Manuela Maffioli al posto di Umberto Bossi. Sarà l'attuale assessore alla Cultura di Busto Arsizio a raccogliere l’eredità in parlamento del senatùr scomparso lo scorso 19 marzo a 84 anni. Sarà lei dunque a prendere il posto di Bossi alla Camera. Classe 1971 e laureata in Lettere moderne all’università Cattolica con specializzazione in Comunicazione sociale, Maffioli è entrata nella Lega alla fine degli anni ‘80. Nel 1993, poi, è stata nominata consigliera comunale. Successivamente si dedica al giornalismo. Collabora alla Prealpina, testata storica della provincia. Nel 2000 è in Regione Lombardia, assistente dell’assessore alla Cultura Ettore Albertoni. Sempre con lui arriva alla tv di Stato e, in seguito, nella squadra che lo accompagna nella sua ultima avventura politica, alla guida del consiglio regionale lombardo.

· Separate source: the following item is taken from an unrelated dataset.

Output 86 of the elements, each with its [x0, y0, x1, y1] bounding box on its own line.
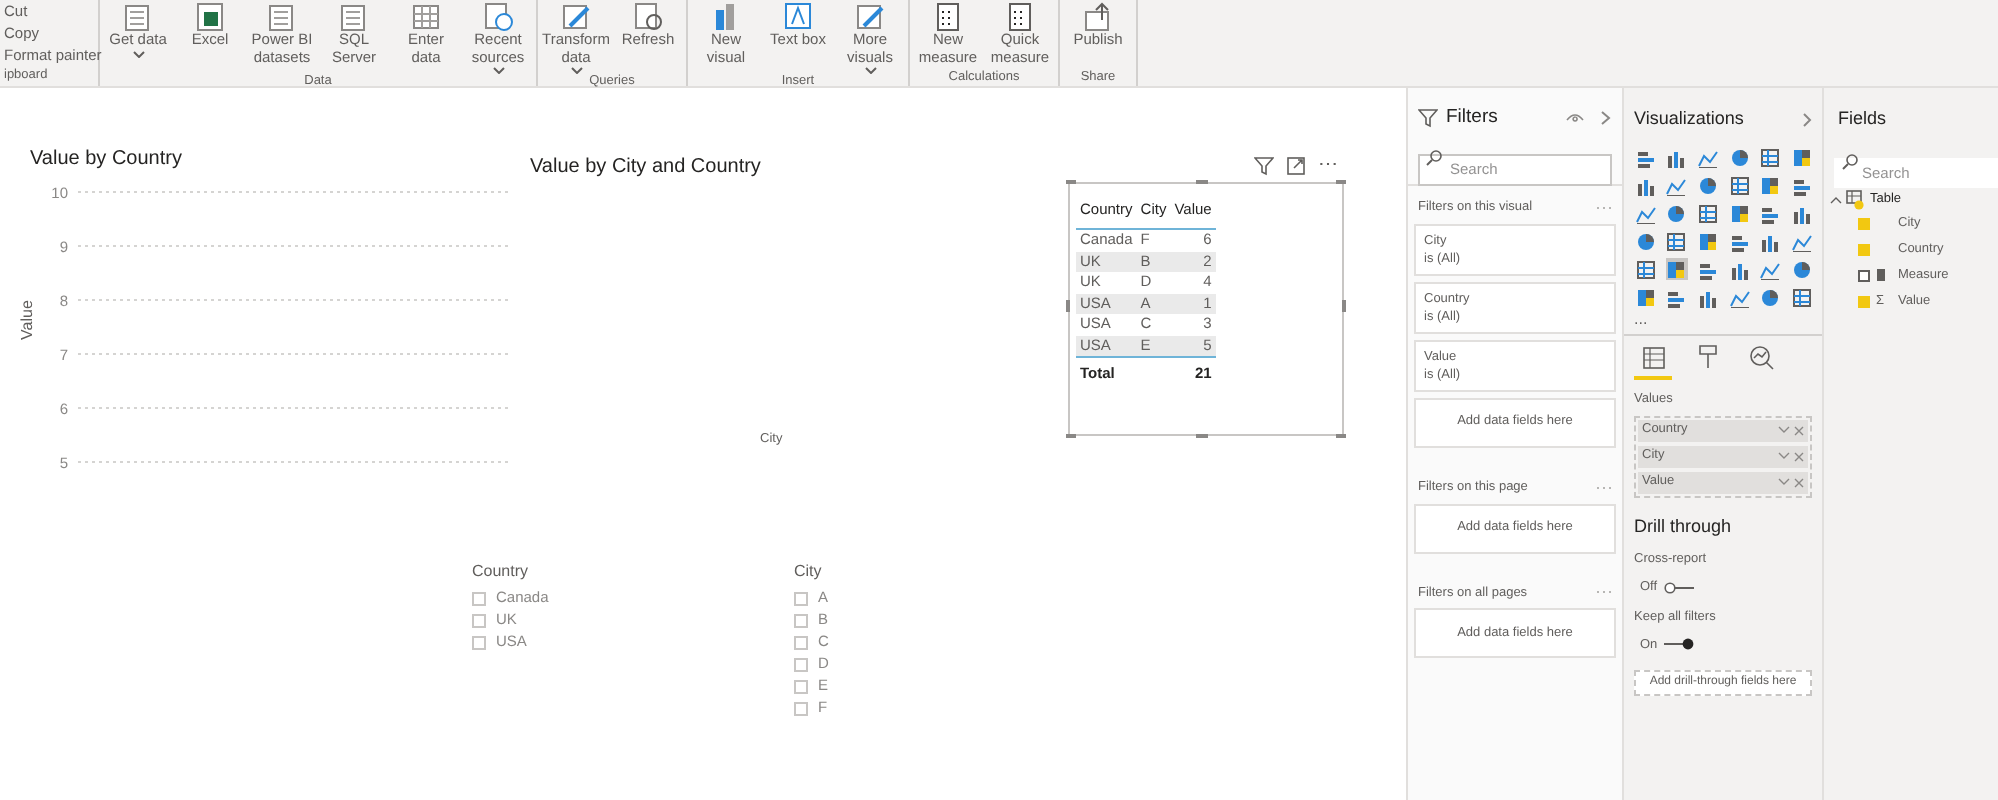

Maffioli prende il posto del fondatore della Lega nord dopo che Matteo Bianchi, ex sindaco di Morazzone ed ex candidato sindaco a Varese, ha rinunciato. Deputato del Carroccio fino al 2018, Bianchi ha spiegato la sua decisione: "La scomparsa di Umberto Bossi - ha osservato - segna un passaggio umano e politico che merita rispetto e consapevolezza. Nessuno può dirsi davvero degno di sostituirlo. Dopo aver riflettuto e aver condiviso questa decisione con le persone a me più vicine, ho deciso di non procedere con il subentro".
Bianchi ha poi aggiunto che la sua è una "scelta che nasce non da una rinuncia, ma da una convinzione: oggi posso essere più utile ai territori, continuando il lavoro che sto portando avanti, ogni giorno, tra Lombardia ed Europa. Rivolgo un sincero ringraziamento alla Lega e al suo segretario Matteo Salvini per il percorso condiviso e per il lavoro che quotidianamente portano avanti a servizio del Paese. In questa fase finale della legislatura, mi è parso inoltre giusto lasciare spazio anche a chi non ha mai avuto l'opportunità di svolgere il ruolo di deputato, contribuendo così, ciascuno con il proprio percorso, alla vita delle istituzioni e alla crescita personale".